Les jeunes conseillent 

Pour que l’école réussisse vraiment ses missions, il faudrait d’abord que les profs soient réellement formés, «voir s’ils sont vraiment capables d’être prof, eux». La priorité, c’est surtout une formation à l’écoute et au soutien, car «ça nous aide à avoir confiance en nous, à parler librement, à ne pas cacher les choses et ne pas laisser tomber. Car quand on laisse beaucoup tomber, c’est comme si on se rajoutait des chaines nous-même. Et aussi de mieux connaitre la liberté selon les élèves, parce qu’on n’a pas tous les mêmes choix.»

S’ils comprennent que l’école, par manque de moyens et parce que c’est difficile, les oblige à devoir plus se débrouiller que les autres, ils voudraient apprendre à devenir indépendants. «Comment trouver un logement, payer un loyer ou faire un emprunt à la banque? Comment rédiger un CV, une lettre de motivation? Comment chercher du travail? Etc. Il faudrait une petite activité, une heure par semaine, avec un thème bien spécifique pour savoir comment vivre dans la vie active, pour pouvoir aussi éloigner toutes ces discriminations que vivent les personnes qui n’ont pas de parents ou qui ont une situation compliquée, ce qui fait qu’elles ne peuvent pas avoir la bonne éducation…»

Et surtout que l’école valorise l’entraide : «Que les élèves qui ont plus facile aident ceux qui sont vraiment dans la galère. Que les élèves, professeurs et parents tentent de sortir de leurs zones de confort, sans avoir peur, pour collaborer et trouver des solutions. C’est possible3!»

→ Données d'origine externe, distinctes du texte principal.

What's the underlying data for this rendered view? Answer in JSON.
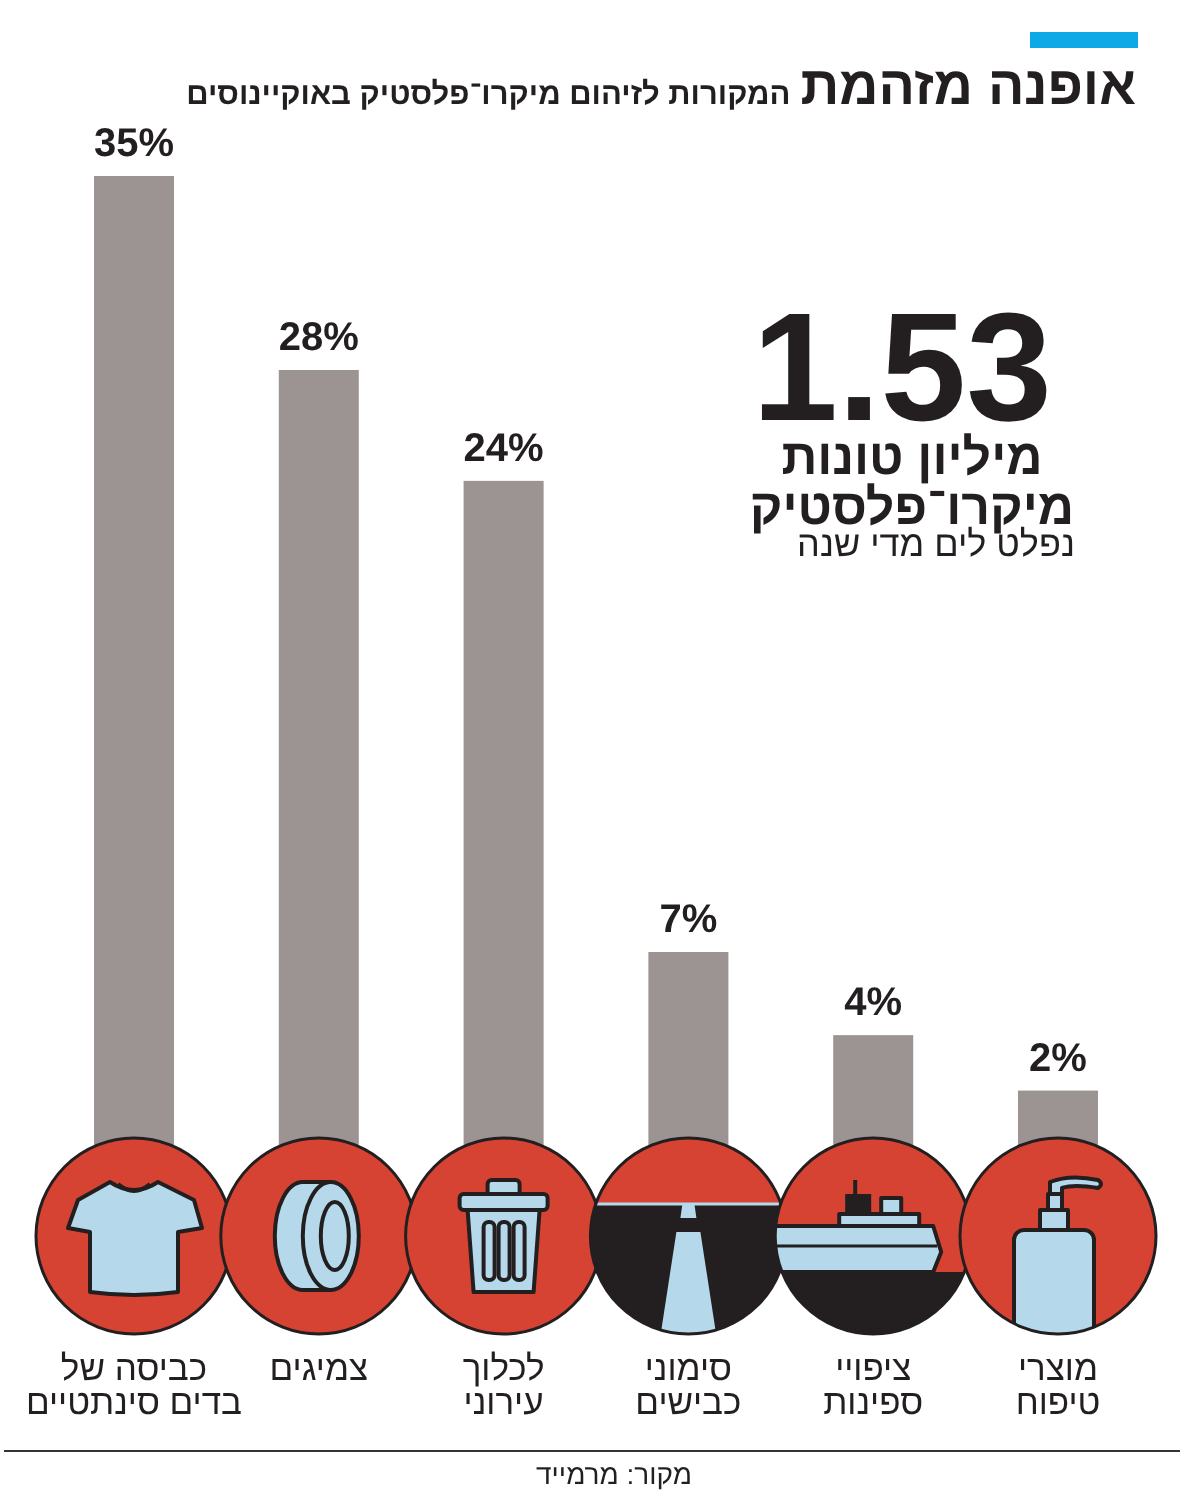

Pour une école où Tous et Toutes réussissent

«Tu ne seras jamais seul, à l’école, il y aura toujours quelqu’un pour se battre avec toi!» Si l’école garantit à chaque élève, peu importe son origine et ses difficultés, ce serment, alors elle peut commencer à préparer les élèves à devenir des citoyens et citoyennes responsables afin qu’ils et elles contribuent à une société démocratique, solidaire, pluraliste et ouverte aux autres cultures.

«J’ai rencontré ma prof qui m’a fait comprendre qu’on a beau venir du plus bas, on peut toujours arriver à réussir et que malgré nos moyens financiers, on ne devrait pas être freinés. C’est pour ça que j’ai décidé d’être prof dans le secondaire, pour pouvoir montrer que malgré tout, on peut quand même y arriver, et ne pas nous dire qu’on est pauvre alors que tant pis on n’y arrivera pas.»